On peut employer une autre formule mieux adaptée à notre sujet c’est une interversion des valeurs. Ceci est évident, puisque le converti brûle ce qu’il a adoré et adore ce qu’il a brûlé ; mais dès qu’un jugement de valeur intervient, nous entrons dans la logique affective. Si l’on admet des jugements inconscients, on est conduit à supposer que, dans les conversions, les jugements de valeur (abstraction faite de la conscience) sont de la même nature que les jugements de valeur conscients, Dans les conversions lentes, la période d’incubation est traversée de velléités qui n’aboutissent pas et qui ressemblent à des conclusions partielles et momentanées.

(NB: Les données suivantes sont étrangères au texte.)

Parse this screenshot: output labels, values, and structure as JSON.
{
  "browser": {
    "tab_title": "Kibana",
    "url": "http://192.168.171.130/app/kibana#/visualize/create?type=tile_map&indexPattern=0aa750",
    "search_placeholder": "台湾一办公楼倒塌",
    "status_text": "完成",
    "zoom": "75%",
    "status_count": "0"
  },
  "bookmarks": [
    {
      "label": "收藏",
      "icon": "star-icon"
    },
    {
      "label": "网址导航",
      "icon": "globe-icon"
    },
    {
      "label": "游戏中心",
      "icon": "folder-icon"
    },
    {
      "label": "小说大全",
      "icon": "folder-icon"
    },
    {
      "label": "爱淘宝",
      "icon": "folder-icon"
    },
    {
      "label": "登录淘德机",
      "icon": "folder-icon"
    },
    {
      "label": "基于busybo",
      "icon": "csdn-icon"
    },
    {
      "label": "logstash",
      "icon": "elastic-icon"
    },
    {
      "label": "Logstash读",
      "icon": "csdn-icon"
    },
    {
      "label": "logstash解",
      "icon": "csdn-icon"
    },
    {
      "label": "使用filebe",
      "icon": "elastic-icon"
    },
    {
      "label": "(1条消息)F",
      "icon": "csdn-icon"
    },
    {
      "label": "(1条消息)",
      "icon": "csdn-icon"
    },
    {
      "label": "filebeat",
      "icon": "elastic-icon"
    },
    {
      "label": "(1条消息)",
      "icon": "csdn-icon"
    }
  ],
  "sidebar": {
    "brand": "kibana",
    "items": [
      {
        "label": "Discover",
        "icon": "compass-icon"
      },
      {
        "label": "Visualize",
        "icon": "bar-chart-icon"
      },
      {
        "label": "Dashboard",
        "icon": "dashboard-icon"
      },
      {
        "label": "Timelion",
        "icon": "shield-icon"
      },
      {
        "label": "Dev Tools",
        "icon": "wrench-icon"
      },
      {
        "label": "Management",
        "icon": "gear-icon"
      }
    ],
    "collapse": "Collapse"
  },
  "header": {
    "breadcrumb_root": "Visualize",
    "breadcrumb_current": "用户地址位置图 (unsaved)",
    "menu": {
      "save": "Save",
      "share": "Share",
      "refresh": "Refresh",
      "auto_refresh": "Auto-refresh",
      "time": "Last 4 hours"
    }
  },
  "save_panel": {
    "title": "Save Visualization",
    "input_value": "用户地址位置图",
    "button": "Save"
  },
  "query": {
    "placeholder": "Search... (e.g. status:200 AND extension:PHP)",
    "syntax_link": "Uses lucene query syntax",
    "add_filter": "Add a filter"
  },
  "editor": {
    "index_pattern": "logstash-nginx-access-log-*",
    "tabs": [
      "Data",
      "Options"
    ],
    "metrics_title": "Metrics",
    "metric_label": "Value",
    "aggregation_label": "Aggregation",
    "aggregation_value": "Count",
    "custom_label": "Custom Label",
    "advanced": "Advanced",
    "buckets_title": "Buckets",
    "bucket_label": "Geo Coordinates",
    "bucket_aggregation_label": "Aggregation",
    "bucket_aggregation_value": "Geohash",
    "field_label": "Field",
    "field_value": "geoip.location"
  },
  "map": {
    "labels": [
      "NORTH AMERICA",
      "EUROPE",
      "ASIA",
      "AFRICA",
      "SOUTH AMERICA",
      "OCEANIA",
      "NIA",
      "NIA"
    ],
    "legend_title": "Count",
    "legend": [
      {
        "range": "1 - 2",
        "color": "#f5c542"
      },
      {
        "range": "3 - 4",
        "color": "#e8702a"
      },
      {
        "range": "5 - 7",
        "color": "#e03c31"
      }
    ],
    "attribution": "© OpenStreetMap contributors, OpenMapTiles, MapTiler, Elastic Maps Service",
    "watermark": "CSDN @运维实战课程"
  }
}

À l’appui de cette hypothèse, on peut alléguer quelques faits, dans la mesure où il est possible de s’aventurer dans cette double obscurité l’affectif, l’inconscient. Il n’est pas rare qu’à la suite d’une maladie physique ou d’émotions violentes, il se produise un changement total d’humeur (mood). J’emploie ce terme faute de mieux, pour dire que le ton principal de la vie affective fait place à un état contraire : l’homme jovial se change en un mélancolique ; l’actif devient apathique, inerte ; le tempérament amoureux, frigide, indifférent. Ce changement d’humeur influe sur les jugements. Le passage du premier état au second transforme la conception de la vie en ce qui concerne l’individu lui-même, ses semblables, son milieu, les événements du monde. Il s’est produit un déplacement des valeurs : autre la fin désirée, autres les conclusions. Mais cette manifestation de la logique affective me paraît à inscrire au compte du raisonnement. émotionnel ou passionnel, précédemment étudié. Ce cas ne ressemble pas à une conversion. Pourquoi ?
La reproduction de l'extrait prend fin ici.